Was Mao Worse than Hitler?

The Tragedy of Liberation by Frank Dikotter is a thoroughly researched book about the history of the Chinese revolution.

The Tragedy of Liberation by Frank Dikotter is a thoroughly researched book about the history of the Chinese revolution.  It paints a gory picture.  The bloodshed necessitated by revolution, its innocent victims and the futility of actions that follow the maxim - ‘the ends justify the means’- is highlighted throughout.  The tone of the book increasingly makes the case that Mao was responsible of democide - where a government sets about killing its own citizens - as one reads through the impressive array of accounts on the mass killings sanctioned by the Communists.

Anecdotes Used to Good Effect

The book is more than a tome of statistics or records taken from official documents.  It also gives subaltern accounts of the revolution, and the period following its success in vesting power in mainland China.  The atrocities inflicted on the common man as a vehicle for state policy are shown by giving individual accounts which are corroborated with citations and archival evidence.  Joseph Stalin had famously said: “The death of one man is a tragedy. The death of a million men is a mere statistic.”  Dikotter takes Stalin’s advice seriously, by giving numerous anecdotes of the individual being trampled upon by the machinations of an ideology. One is touched by the account of people like Han Laoliu, conveniently classified as a ‘landlord’, who was publicly executed for being a class enemy.  Dikotter writes:

Han Laoliu had no land, but collected rent on behalf of the owner who lived in the administrative centre.  Like the others, he ate coarse grain and had too few clothes to keep him warm in the winter. His greatest claim to wealth was two small windowpanes built into his earth-walled house covered with a layer of straw. (66) In using this style the book is similar to Iris Chang’s The Rape of Nanking about the atrocities committed by the Japanese on the Chinese during WW-2 in which an estimated 3 million are said to have lost their lives.

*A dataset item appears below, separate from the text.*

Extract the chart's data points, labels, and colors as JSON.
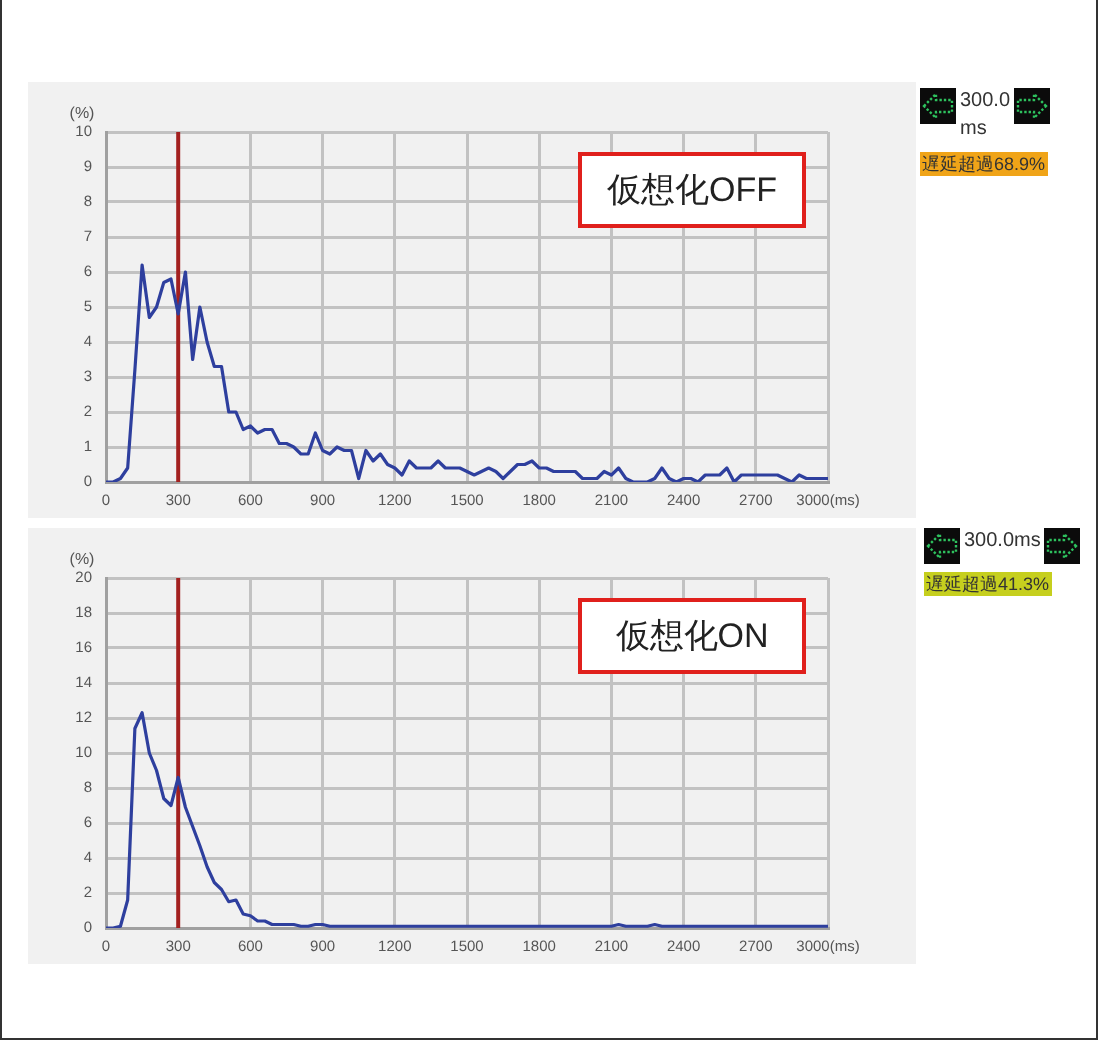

The Dangers of Utopian Ideology

Communism and its ideals are presented as fairy-tales, which when one tries to implement become nightmares. But the author uses stark facts to present this, more than appealing to our emotions. Policies implemented by Mao like the Great Leap and land reforms are trashed both for their ineffectiveness as economic policies and the crimes perpetrated in enforcing them. Their impact can be easily inferred by the reader. In such a discourse, when stared at by the tragedy of the Chinese revolution, one is tempted to categorise Communism as a religion.  While religion strives for utopia in the after-life in the form of heaven, Communism believes in the utopia of establishing a classless society in this lifetime. In both, ethics are often suspended with the promise of a better end result. 

The paranoia in such states is reminiscent of Orwell’s novel 1984.  It is a dystopia where even thinking contrary to the party’s line constitutes a crime. The decision making process of the regime is shown, and killing is one of the main instruments of state policy. There is mention of a provincial head Li Jingquan who ordered the deaths of 6,000 landlords to give momentum to land reforms which were started by Mao.  This example is one instance of many highlighted by the author. Facts presented by Dikotter highlight Mao’s ruthlessness. Many officials who are reluctant to liquidate class enemies are purged and never heard of again.  Mao gives arbitrary targets of how many people he wants dead so that the revolution is not threatened and his policies go ahead unhindered. The book offers insights into the workings of a totalitarian state. In the final reckoning, Mao’s legacy of death runs into the millions, not off the mark to what was achieved by Hitler or Stalin.  But, history is written by the victors.

History Repeating

It also helps one learn about the current Chinese regime, which despite its market friendly reforms under Deng Xiaoping, still remains a totalitarian state, using many of the same draconian measures used by its founders.  The recent purging of Bo Xilai, a senior Communist official and his wife are prime examples.  The recent purging of his uncle, the second in power in the secretive North Korean state, by leader Kim-Jong-un, is the inheritance of a legacy that can be traced to Mao due to the methods used to maintain a stranglehold on power. 

Usurping the Artistic Sphere

The book demonstrates how Communism creates a culture of its own and usurps what was achieved by natural historical processes.  A Communist victory procession after the liberation is mentioned where the traditional gongs and drums are beaten by dancers but it is hard for the public to understand what is happening as they highlight Communist themes, many of which are borrowed from the Soviets.  The importance the regime attaches to having absolute control over the artistic space was seen a few years back with the persecution of artist Ai Weiwei. 

The picture of a naked girl running on a street, her back burning after napalm bombing in Vietnam, did a lot to end the war.  The author, to his credit, has been successful in portraying the human tragedy of the Chinese liberation, despite the book not being a work of art. More works in the artistic space, coming from the Chinese, on the despotism under Mao will be excellent complements to this work.  The Russian movie ‘Burnt by the Sun,’ which highlights the terror under Stalin’s purges, was that sort of an effort. 

This book is a must read to anyone who values freedom.